Since my previous update on the Northern Indigenous Copper Database, I have come to some important realizations about the scope of my project, particularly in light of all of the other priorities that require my attention and time that I am sure everyone is dealing with.  Most importantly, I have realized some of my limitations in digital skills, particularly when venturing into unfamiliar territory.  I have spent a substantial amount of time over the past month trying to understand the software that I had chosen as the framework of my project – Nunaliit.  Although this initially seemed like the ideal tool to use, I have been repeatedly stymied by the (apparently not so) simple task of downloading and installing the software to assess it.  After much trial and error, and some back and forth with developers on the Nunaliit Github, I eventually was able to install the program, but have very little understanding of how to use it and very little remaining patience and time to figure it out.  So far all of my interactions with Nunaliit have been though the Command Line, and I am simply not knowledgeable enough to move forward with my project in this manner.  Although in some respects it feels as if I am back to square one, I feel more invigorated now to move forward with creating my project without being restricted by the choice to use Nunaliit.  I’m sure it would work perfectly well for what I want to do, but it is not the right program for me right now.  The decision to ditch Nunaliit and choose a different software will also allow me to learn from the trials and errors (and successes) of the rest of MSUDAI.

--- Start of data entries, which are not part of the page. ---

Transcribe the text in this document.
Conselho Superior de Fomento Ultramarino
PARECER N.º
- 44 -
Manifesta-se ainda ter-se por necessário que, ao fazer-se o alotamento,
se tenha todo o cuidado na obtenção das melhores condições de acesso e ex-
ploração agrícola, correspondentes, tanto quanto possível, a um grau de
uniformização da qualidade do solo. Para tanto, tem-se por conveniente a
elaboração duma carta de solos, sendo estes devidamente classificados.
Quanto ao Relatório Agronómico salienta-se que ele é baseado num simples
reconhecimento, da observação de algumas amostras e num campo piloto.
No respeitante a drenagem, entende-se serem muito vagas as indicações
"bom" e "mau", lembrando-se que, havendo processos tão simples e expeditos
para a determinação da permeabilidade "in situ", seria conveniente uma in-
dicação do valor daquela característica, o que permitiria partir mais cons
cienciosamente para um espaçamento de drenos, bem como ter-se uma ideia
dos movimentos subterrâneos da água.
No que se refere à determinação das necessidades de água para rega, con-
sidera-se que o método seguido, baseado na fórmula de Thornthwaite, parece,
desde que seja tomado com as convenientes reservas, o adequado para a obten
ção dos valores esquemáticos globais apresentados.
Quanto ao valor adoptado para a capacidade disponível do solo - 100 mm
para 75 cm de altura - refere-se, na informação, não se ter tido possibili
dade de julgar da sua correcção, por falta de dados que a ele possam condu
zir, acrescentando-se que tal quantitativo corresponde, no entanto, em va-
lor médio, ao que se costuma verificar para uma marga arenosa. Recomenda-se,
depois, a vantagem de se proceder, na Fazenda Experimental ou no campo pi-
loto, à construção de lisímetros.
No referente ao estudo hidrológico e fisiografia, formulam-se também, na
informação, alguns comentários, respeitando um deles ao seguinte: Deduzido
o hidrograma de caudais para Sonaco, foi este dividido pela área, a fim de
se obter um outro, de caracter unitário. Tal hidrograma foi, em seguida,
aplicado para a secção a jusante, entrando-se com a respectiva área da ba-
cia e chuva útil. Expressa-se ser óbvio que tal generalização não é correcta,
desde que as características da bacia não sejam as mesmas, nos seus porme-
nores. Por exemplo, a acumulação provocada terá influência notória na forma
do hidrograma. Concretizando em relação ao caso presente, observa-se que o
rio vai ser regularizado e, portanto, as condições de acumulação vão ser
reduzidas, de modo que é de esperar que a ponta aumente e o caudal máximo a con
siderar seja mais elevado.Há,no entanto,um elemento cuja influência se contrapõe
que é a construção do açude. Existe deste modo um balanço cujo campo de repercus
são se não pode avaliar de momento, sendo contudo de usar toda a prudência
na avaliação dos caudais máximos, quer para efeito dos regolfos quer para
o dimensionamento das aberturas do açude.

With that being said, the task at hand now is to choose a more user-friendly program to move forward with.  As it seems many other workshop participants have done, I am currently thinking that I will go back to ieldran as a basic framework on which I can use to base the NICD.  Although I would like some differences in functionality, I would imagine that the combined power of Bootstrap and Leaflet will provide me with enough options to create a product that I am happy with, and enough flexibility to be able to update and grow the project in the future.  The way ieldran is designed has also given me some ideas on simplifying the back end database as well.  Because my dissertation work is part of a much larger research effort, the structure of our organizational database is not set in stone.  At the moment, then, the notion that I can simply upload a dataset to github in the form of a CSV file is appealing.  Our data is currently in Excel and Access, and is going through a process of cleaning and streamlining at the moment.  Rather than trying to reinvent the wheel by using a new repository such as Kora, it will probably make my life much simpler to be able to export data from our existing databases into a BootLeaf webmap hosted on GitHub.  I believe this will be a good plan moving forward, and will allow me to focus on actually creating a working website rather than banging my head against data organization and software installation troubles.